GALAMEDIA – Ketua Dewan Pembina Partai Demokrat versi KLB, Marzuki Alie dan Ketua Dewan Kehormatan Partai Demokrat versi KLB, Max Sopacua menyebut kubu mereka telah memasukkan gugatan Moeldoko perihal hasil Kongres Luar Biasa (KLB) di Deli Serdang ke Pengadilan Tata Usaha Negara (PTUN), 1 April 2021.

Sebagai informasi, Menteri Hukum dan HAM (Menkumham (Menkumham), Yasonna Laoly juga telah menyebut, Moeldoko cs dapat ajukan gugatan masalah Anggaran Dasar dan Anggaran Rumah Tangga (AD/ART) Partai Demokrat kubu Agus Harimurti Yudhoyono (AHY) ke PTUN.

Menanggapi hal tersebut, eks Ketua Mahkamah Konstitusi (MK), Jimly Asshiddiqie teringat dengan salah satu bukunya yang berjudul “Mengagas Peradilan Etik” yang diterbitkan Komisi Yudisial (KY) pada 2015.

Baca Juga: Ini Dia 10 Perguruan Tinggi Swasta Terbaik di Indonesia, Cek Apakah Salah Satunya Kampusmu!  

Istilah peradilan etik bermula ia perkenalkan ketika dirinya menjabat sebagai Ketua Dewan Kehormatan Komisi Pemilihan Umum (KPU) pada 2009 yang kemudian ditingkatkan menjadi DKPP pada 2012.

Kemudian istilah tersebut resmi dipakai secara resmi oleh Badan Kehormatan DPR (UU MD3 2014) yang kemudian diganti menjadi Mahkamah Kehormatan DPR (UU 2009).

“Istilah peradilan etik saya perkenalkan pada tahun 2009 sebagai Ketua Dewan Kehormatan KPU yang ditingkatkan jadi DKPP 2012, lalu dipakai resmi oleh UU MD3 (2014) yang ganti nama Badan Kehormatan DPR (UU 2009) jadi Mahkamah Kehormatan. KY terbitkan buku dengan pengantar saya, “Menggagas Peradilan Etik” (2015),” tulis Jimly Asshiddiqie yang dikutip Galamedia dari akun Twitter pribadinya, @JimlyAs, 3 April 2021.

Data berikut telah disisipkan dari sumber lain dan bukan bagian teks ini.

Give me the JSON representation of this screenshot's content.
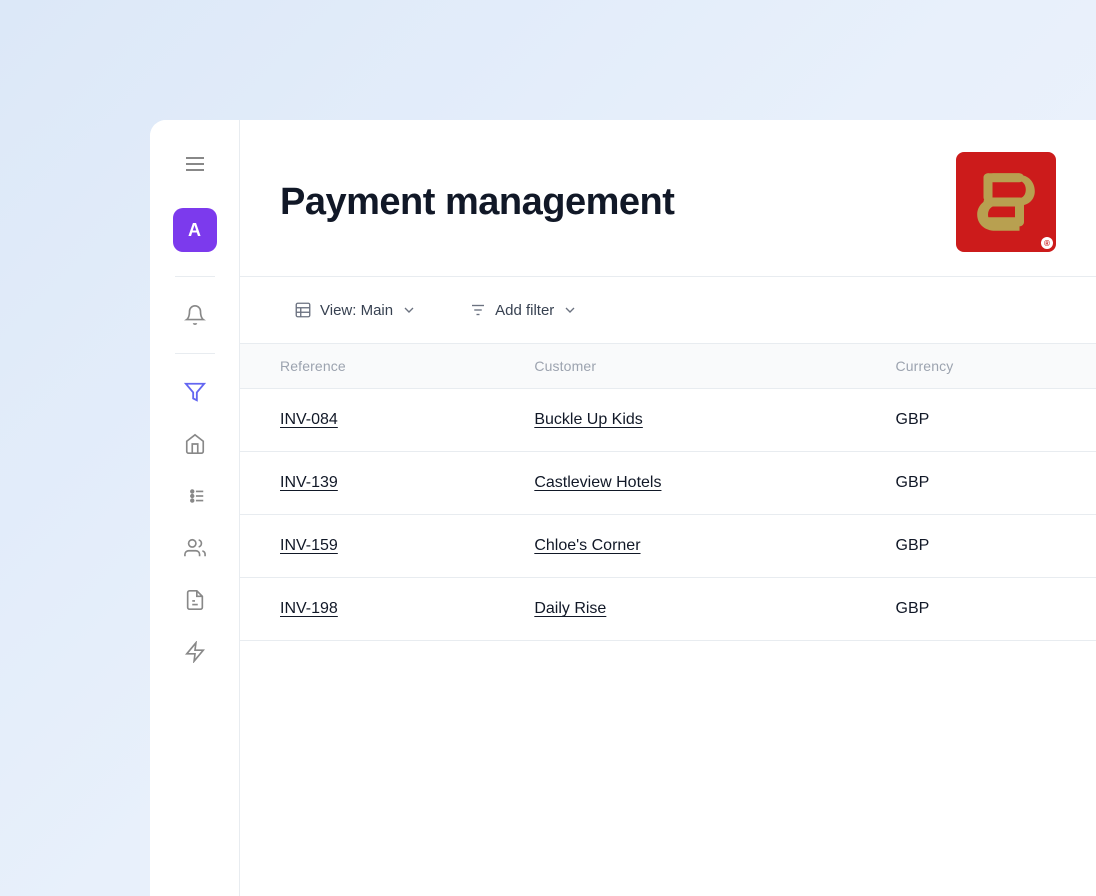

Baca Juga: Razman Arif Nasution Tinggalkan Kubu Moeldoko,  Loyalis AHY: Kapal Sudah Oleng, Tikus Mulai Loncat

Kemudian di tahun yang sama, tim Lembaga Ilmu Pengetahuan Indonesia (LIPI) mewawancarai dirinya secara mendalam dalam rangka penyusunan Naskah Kode Etik Politisi dan Partai Politik atas kerjasama LIPI dan KPK.

Menurutnya, semua partai politik sudah mulai serius membuat kode etik dan majelis etik atau dewan kehormatan pada Anggaran Dasar dan Anggaran Rumah Tangganya (AD/ART).

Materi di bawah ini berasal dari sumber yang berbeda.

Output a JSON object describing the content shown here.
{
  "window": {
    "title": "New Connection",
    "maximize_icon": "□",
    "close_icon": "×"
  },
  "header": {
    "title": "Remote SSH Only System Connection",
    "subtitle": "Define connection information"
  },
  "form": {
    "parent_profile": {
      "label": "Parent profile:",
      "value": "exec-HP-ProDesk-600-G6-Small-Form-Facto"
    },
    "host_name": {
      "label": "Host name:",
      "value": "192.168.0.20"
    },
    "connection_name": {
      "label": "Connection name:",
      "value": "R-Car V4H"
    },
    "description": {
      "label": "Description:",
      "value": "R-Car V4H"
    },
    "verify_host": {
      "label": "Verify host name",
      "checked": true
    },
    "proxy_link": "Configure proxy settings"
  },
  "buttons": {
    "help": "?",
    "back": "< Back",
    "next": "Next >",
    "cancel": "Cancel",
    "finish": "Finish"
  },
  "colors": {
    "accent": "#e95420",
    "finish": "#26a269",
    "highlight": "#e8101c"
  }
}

“2015, Tim LIPI wawancara mendalam dengan saya untuk susun Naskah Kode Etik Politisi & Parpol terbit atas kerjasama LIPI-KPK 2016. Semua parpol mulai serius buat Kode Etik & Majelis Etik/Dewan Kehormatan di AD/ART. Sejak saya Ketua DKPP, sudah 2x MPR, KY & DKPP kerjasama adakan Konvensi Etika yang sukses,” ungkapnya.

Di sisi lain, MPR juga turut mendukung ide peradilan etik. Pernyataan dukungan tersebut disampaikan melalui pidato Ketua MPR dalam acara pelantikan presiden dan wakil presiden pada 2019.

Baca Juga: BMKG Peringatkan Sebagian Besar Wilayah Indonesia Berpotensi Diguyur Hujan Sedang Hingga Lebat Hari ini

Oleh karena itu, Jimly menegaskan bahwa saat ini merupakan momen yang tepat untuk mengembangkan ide tersebut dengan membentuk Mahkamah Etika atau Mahkamah Kehormatan Jabatan Publik yang tingkatannya setara dengan Mahkamah Agung (MA) dan MK.

Hal tersebut dilakukan semata-mata ingin menjadi Indonesia sebagai negara yang berkualitas dan berintegritas.

“Dalam acara pelantikan presiden 20 Okt 2019, pidato Ketua MPR sebut jelas, MPR dukung ide peradilan etik. Maka sudah waktunya kita jadi pelopor terbentuknya Mahkamah Etika/Mahkamah Kehormatan Jabatan Publik setara MA & MK untuk Indonesia berkualitas & berintegritas. Boleh jadi, KY dapat jadi pintu masuk ke UUD,” pungkasnya.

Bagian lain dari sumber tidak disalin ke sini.